Ganesha Upadhyaya: PhD Final Oral

Ganesha Upadhyaya
Friday, November 17, 2017 - 10:00am
223 Atanasoff
Event Type: 

First Name: Ganesha
Last Name: Upadhyaya
Major Professor:  Rajan, Hridesh
Committee Member 1:  Aduri, Pavankumar
Committee Member 2:  Le, Wei
Committee Member 3:  Lutz, Robyn
Committee Member 4: Arun Somani

Status:  PhD Final Oral
Date: Fri, 2017-11-17
Time: 10:00 am
Location: 223 Atanasoff Hall

Title: Collective Program Analysis
Abstract: Popularity of data-driven software engineering has led to an
increasing demand on the infrastructures to support efficient execution of
tasks that require deeper source code analysis. Extant techniques have
focused on leveraging distributed computing to meet the demand, but with a
concomitant increase in computational resource needs. This thesis presents
collective program analysis (CPA), a technique for scaling large scale source
code analysis by leveraging analysis specific similarity. Analysis specific
similarity is about, whether two or more programs can be considered similar
for a given analysis. The key idea of collective program analysis is to
cluster programs based on analysis specific similarity, such that running the
analysis on one candidate in each cluster is specific to produce the result
for others. For determining the analysis specific similarity and for
clustering analysis-equivalent programs, we use a sparse representation and a
canonical labeling scheme. A sparse representation contains only the parts
that are relevant for the analysis and the canonical labeling helps with
finding isomorphic sparse representations. In a nutshell, two or more
programs with same sparse representation must behave similarly for the given
analysis.
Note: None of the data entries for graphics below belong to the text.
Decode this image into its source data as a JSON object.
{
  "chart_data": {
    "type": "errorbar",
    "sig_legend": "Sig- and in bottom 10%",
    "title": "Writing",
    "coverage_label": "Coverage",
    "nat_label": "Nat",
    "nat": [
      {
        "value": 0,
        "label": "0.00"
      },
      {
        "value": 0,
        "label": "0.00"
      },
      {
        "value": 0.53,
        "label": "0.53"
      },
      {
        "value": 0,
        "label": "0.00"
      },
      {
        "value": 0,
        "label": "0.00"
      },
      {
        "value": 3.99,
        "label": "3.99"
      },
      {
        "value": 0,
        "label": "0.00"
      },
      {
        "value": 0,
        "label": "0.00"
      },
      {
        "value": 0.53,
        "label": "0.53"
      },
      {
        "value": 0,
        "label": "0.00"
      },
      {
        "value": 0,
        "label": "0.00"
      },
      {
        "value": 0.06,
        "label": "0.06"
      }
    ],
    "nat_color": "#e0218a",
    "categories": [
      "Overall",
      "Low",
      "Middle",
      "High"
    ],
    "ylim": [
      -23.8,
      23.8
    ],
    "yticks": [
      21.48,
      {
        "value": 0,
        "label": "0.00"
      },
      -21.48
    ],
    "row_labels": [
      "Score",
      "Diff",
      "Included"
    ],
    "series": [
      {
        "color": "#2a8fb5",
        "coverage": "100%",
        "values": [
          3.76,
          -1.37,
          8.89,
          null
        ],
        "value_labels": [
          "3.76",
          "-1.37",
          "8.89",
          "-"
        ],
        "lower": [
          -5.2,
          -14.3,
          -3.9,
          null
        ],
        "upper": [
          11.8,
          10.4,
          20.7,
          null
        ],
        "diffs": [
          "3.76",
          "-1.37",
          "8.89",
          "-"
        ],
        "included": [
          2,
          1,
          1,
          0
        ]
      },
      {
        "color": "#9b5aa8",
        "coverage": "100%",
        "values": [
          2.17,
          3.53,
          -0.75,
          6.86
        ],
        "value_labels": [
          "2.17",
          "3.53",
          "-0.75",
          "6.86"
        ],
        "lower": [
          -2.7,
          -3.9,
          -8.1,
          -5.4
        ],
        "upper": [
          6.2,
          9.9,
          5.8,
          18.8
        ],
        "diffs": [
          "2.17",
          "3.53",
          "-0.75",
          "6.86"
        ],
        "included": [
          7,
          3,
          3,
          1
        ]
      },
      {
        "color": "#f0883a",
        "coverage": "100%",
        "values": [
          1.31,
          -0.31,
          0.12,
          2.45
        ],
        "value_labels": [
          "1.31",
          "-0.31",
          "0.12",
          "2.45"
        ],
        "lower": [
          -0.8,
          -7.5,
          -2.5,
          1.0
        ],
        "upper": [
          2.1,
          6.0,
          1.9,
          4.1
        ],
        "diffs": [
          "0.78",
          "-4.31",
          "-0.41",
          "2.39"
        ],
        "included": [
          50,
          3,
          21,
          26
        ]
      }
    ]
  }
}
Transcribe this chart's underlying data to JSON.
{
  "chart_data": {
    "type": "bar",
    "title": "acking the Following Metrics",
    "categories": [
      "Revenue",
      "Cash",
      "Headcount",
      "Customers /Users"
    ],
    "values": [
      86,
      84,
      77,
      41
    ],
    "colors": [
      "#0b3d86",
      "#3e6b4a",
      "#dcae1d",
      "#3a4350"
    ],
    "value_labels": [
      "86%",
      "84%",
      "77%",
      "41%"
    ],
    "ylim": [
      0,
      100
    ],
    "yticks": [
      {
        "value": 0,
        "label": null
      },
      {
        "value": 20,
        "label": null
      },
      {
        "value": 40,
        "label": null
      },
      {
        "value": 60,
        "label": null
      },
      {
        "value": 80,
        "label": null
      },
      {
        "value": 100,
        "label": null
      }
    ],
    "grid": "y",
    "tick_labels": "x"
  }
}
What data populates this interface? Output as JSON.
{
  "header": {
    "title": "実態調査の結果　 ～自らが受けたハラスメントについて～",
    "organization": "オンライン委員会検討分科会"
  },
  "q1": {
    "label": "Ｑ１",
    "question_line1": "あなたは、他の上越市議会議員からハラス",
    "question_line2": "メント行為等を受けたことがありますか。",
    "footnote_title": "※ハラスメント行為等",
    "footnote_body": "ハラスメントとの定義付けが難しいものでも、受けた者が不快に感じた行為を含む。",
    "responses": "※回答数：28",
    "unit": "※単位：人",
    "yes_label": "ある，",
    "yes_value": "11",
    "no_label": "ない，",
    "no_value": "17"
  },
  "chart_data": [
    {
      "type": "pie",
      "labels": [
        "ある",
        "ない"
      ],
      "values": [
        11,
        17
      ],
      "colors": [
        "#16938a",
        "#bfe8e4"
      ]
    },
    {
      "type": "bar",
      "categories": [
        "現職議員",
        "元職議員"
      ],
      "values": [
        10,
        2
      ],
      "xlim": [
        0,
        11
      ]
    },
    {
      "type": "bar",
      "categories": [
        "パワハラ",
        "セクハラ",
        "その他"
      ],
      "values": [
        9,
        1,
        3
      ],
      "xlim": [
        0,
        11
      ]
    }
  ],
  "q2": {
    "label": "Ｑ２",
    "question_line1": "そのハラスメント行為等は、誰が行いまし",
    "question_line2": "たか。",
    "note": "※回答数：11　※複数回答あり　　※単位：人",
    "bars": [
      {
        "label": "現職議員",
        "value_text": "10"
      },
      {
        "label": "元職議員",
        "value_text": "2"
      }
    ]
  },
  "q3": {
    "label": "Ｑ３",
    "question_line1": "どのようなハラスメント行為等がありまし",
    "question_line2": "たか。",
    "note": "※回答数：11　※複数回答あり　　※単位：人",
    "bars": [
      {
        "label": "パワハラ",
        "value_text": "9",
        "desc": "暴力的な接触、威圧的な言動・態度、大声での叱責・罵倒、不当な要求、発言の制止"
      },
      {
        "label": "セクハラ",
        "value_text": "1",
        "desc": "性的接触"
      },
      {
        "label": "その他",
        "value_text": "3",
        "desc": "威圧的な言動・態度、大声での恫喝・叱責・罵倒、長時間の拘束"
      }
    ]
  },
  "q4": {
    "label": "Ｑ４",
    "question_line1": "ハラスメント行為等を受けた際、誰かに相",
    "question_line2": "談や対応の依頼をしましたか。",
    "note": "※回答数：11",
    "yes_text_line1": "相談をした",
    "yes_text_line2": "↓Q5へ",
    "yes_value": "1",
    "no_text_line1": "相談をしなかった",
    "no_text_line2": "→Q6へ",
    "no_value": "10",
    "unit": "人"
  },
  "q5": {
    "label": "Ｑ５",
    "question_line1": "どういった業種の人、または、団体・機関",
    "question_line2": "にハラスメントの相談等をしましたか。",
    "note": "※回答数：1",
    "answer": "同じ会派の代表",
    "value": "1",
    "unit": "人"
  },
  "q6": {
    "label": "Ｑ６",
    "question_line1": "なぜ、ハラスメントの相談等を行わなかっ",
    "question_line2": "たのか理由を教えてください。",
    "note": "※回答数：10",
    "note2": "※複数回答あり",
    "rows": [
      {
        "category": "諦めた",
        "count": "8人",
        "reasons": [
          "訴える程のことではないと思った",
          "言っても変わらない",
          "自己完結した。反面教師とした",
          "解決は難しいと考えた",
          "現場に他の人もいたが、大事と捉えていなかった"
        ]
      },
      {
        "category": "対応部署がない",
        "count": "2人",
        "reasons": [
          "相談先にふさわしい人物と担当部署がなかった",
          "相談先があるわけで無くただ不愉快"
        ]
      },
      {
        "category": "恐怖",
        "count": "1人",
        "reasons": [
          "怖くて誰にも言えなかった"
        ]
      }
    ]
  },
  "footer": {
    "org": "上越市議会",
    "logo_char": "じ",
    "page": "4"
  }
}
Our evaluation shows that for a variety of source code analysis
tasks when run on a large dataset of programs, our technique is able to
achieve substantial reduction in the analysis times; on average 69% when
compared to baseline and on average 36% when compared to a prior technique.
We also show that there exists a large amount of analysis-equivalent programs
in large datasets for a variety of analysis.